Just about to run out of gas, so I whip into the next exit. Late, about midnight outside of Nashville. Stop at the first gas station I see. My wife is from there and says we need to go further, to get gas. I, being stubborn and unafraid of anything, also knowing we are not going very much further, decide to get gas NOW! Pump, and head inside. Guy takes my money through the slot in the BP glass. Looks at me real strange. I walk out into the parking lot and there is nobody there, so I head around the side to the bathrooms, walk out and there are 3 BIG guys standing there just outside the door waiting for me. Guy in the middle is obviously the boss, smiles at me and says that this is the wrong part of town for white folks to be at night. Usually I am not real quick, but I ask him, why he thinks I am alone. He looks around kind of confused and says, the he don't see nobody else with me. I smile back at him and pat my holster which is under my jacket. The look on his face changes real quick and he and the other 2 both back up real quick. I was really to close to them to have gotten it out, had they jumped me, but I was running it over in my mind the whole time I was standing in front of them about what I was going to do. Looking back on it, I don't think they WERE going to do anything, probably just mess with me, but at the time I was pretty scared, and learned my lesson about coming out of a blind door w/o being prepared.
 
Twice for real, a few other false alarms. Once in the hallway of a notoriously bad apartment complex in Little Rock (had to be there for work), followed by one BG who sat & watched me getting my stuff out of my truck (so was already on higher alert), halfway down 2 more enter the other end & come toward me. No talking to each other, just staring right at me the whole way. When they got about 20 yds away slid my hand to my Kahr P40 concealed under my scrubs without flashing it. The two immediately moved to the opposite side of the hallway & gave me very friendly nods. Passed them(had to) & they joined the guy behind me & went the opposite way. Second was in car w/then girlfriend now wife. Longer story. She got us out of it with her heads-up driving.
 
Banging, pounding,

I used to manage a resort and motel, now before anyone laughs this was about forty miles north of the U.S./Mexico border. We did have a lot of North/South traffic. Usually we closed the office at Eleven. However you could ring the Managers (me) from the back (the managers house) at all hours. One night I woke to a banging/pounding on my door. It was one of our local Sherriff's deputy's. He had followed a suspicous vehicle all the way from the border and hey were parked out behind one of our rooms.

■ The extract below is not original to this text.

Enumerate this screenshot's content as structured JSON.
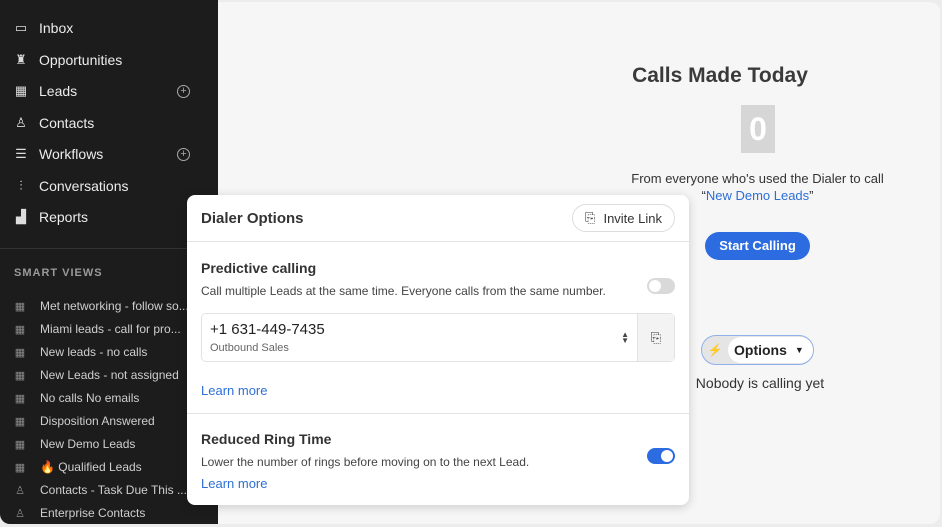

Since I was coming out of a dead sleep I didn't know it was Bill so I opened the door gun drawn (3am how do you answer the door?).

I took Bill to the room, asked everyone to come out and he was able to arrest the individuals involved and they surrendered without incident.

For someone who loves his guns and tries to be "MANLY," I was glad I was "ready" for everything that happened, but I also am glad nothing came of it... I didn't need to have to change my pants :eek: and too much excitement can cause that.